The company is headquartered in Tel Aviv, Israel, with additional offices in London (opened in 2015) and New York City (opened in 2016) and employs more than 200 people.

Optimove partners include IBM, Internet gaming platform provider iSoftBet, India's largest poker site, Adda52.com, binary options trading platform provider, TradoLogic, crypto trading company Bitmex and social gaming operators Crazy Panda, Jelly Button Games and LuckyFish Games.

== Funding, Branding, and Acquisitions==
In September 2016, Optimove raised its first outside funding, a $20 million round from Israel Growth Partners that valued the company at $100 million.

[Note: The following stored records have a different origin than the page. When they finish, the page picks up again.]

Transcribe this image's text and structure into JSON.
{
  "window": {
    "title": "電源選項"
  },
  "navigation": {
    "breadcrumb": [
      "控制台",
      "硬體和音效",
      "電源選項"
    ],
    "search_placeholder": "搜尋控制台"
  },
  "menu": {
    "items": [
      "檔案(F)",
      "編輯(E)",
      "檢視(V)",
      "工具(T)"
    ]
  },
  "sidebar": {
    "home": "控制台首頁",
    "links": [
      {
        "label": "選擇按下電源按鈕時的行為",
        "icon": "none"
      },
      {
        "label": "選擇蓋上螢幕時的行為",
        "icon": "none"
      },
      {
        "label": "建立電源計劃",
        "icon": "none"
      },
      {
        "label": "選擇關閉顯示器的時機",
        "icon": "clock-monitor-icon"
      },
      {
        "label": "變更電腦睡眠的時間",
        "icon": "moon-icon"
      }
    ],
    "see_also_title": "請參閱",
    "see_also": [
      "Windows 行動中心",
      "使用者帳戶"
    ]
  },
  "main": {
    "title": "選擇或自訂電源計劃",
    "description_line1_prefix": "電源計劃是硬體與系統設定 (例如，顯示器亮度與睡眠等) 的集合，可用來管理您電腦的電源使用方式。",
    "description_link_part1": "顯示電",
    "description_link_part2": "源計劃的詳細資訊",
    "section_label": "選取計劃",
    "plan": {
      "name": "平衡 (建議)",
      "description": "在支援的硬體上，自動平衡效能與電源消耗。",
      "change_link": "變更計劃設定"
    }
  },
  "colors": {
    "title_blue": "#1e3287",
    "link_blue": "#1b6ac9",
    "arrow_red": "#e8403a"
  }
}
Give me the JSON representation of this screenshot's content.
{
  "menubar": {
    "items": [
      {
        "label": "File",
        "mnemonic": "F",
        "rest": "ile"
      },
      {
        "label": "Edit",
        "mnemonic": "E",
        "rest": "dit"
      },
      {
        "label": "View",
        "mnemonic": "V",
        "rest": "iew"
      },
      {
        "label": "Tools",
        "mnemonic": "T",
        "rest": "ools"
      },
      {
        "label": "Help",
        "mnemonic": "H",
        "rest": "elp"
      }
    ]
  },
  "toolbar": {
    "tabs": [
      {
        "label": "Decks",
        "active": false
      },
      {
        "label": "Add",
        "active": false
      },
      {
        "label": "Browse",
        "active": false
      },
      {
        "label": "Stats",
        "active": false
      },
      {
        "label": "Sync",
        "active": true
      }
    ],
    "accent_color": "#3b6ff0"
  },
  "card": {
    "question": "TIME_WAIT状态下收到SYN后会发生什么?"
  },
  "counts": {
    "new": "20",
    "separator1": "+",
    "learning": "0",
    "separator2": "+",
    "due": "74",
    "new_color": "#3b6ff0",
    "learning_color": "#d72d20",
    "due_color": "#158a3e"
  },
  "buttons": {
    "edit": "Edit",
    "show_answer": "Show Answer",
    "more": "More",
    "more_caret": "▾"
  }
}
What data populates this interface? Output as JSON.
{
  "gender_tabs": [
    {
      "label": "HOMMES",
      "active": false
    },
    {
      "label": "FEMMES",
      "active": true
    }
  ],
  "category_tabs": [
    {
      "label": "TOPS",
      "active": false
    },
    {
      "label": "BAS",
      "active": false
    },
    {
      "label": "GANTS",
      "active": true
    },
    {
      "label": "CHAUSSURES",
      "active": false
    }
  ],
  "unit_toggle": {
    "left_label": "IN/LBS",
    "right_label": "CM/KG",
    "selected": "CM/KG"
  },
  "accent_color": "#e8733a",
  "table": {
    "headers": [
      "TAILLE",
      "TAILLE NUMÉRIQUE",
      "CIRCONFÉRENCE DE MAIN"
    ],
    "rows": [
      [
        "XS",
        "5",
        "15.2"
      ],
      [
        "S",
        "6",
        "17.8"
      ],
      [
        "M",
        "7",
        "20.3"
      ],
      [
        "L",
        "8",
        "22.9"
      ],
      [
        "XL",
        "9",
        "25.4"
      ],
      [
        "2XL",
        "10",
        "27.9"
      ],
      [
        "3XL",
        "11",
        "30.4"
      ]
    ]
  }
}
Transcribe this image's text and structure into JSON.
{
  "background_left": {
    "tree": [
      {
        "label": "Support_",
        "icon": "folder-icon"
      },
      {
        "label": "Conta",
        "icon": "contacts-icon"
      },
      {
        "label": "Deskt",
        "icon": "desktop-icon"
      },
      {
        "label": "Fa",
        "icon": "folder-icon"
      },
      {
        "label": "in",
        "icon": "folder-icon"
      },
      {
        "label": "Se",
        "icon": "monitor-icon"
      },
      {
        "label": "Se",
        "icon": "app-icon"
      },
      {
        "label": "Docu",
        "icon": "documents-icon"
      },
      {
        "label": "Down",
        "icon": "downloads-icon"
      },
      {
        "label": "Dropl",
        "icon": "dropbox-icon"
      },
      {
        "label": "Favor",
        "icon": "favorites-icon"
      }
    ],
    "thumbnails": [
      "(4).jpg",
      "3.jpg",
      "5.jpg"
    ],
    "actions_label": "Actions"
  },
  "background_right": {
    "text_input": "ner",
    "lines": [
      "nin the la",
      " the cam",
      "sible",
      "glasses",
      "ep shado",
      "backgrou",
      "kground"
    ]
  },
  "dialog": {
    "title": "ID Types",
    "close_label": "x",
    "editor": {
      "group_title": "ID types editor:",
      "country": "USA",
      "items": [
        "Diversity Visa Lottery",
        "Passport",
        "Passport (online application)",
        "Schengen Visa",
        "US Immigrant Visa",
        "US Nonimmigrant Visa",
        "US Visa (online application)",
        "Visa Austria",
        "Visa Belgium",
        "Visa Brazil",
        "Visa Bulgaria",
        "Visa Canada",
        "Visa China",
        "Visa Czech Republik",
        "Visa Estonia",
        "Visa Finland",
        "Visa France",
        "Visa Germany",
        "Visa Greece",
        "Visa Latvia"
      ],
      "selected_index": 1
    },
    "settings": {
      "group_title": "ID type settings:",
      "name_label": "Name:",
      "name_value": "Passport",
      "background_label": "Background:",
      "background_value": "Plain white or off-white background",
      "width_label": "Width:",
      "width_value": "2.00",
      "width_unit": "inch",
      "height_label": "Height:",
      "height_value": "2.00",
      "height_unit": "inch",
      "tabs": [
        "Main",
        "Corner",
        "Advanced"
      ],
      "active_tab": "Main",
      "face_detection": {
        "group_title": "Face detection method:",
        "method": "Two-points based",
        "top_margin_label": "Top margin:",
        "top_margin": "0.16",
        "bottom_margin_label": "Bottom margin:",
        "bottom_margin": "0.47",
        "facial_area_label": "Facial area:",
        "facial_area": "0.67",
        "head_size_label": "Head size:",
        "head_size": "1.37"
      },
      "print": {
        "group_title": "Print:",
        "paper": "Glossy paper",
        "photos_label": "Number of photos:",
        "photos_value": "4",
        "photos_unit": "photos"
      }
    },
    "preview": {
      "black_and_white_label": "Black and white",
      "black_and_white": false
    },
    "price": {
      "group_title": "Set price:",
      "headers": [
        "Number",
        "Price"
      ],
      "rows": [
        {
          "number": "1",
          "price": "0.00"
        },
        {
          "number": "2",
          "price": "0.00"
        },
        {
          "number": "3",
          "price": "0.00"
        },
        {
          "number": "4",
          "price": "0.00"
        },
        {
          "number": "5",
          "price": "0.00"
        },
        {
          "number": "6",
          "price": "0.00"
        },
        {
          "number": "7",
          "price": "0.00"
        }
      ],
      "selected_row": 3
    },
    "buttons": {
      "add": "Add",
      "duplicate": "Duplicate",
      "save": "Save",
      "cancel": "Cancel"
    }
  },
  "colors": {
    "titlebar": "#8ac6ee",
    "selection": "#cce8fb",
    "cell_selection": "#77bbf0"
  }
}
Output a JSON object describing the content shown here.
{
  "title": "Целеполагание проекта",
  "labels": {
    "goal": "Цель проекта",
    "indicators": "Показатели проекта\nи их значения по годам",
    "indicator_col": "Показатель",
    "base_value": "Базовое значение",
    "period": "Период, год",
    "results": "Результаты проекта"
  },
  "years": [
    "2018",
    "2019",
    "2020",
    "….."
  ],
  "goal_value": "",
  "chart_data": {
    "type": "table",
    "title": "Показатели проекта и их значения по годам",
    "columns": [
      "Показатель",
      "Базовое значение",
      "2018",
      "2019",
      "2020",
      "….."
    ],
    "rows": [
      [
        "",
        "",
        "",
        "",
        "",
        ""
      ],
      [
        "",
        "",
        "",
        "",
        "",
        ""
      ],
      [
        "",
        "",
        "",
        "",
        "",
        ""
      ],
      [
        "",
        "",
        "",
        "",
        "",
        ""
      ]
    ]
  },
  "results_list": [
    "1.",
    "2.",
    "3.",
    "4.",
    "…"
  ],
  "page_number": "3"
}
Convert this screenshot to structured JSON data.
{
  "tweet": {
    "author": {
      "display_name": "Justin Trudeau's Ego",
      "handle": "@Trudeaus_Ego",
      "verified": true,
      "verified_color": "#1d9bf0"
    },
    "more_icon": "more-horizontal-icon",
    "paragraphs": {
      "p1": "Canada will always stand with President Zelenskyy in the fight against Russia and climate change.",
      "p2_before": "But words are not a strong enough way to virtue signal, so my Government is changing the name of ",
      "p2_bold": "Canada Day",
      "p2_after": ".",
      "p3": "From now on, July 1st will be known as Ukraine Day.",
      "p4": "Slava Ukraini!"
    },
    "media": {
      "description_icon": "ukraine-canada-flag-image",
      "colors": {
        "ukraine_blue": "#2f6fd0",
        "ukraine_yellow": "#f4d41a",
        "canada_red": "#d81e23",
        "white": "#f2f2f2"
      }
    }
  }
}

In 2018, Optimove acquired the DynamicMail business from PowerInbox.

In early 2020, Optimove announced the acquisition of Axonite.

== Software and Technology==
Optimove is a SaaS application that implements a systematic approach to planning, executing, measuring and optimizing a company's customer marketing plan with the goal of maximizing customer lifetime value. The software models each customer's behavior and preferences in order to predict which marketing campaigns will be most relevant for each individual.

The marketing channels supported by Optimove include email, SMS, mobile push notification, website/app pop-ups, Facebook Custom Audiences and Google Ads.

The software is based on a combination of technologies, including predictive customer modeling, customer micro-segmentation, multi-channel campaign automation, real-time campaign triggers, and systematic campaign optimization using scientific control methodologies. The application's primary interface is a calendar-based marketing management tool that helps users track and optimize campaigns. Campaigns are analyzed as measurable marketing experiments so that users can determine the financial uplift that each marketing campaign generated.

The Optimove product doesn't collect or use any customer-identifying demographic data, which eases privacy concerns.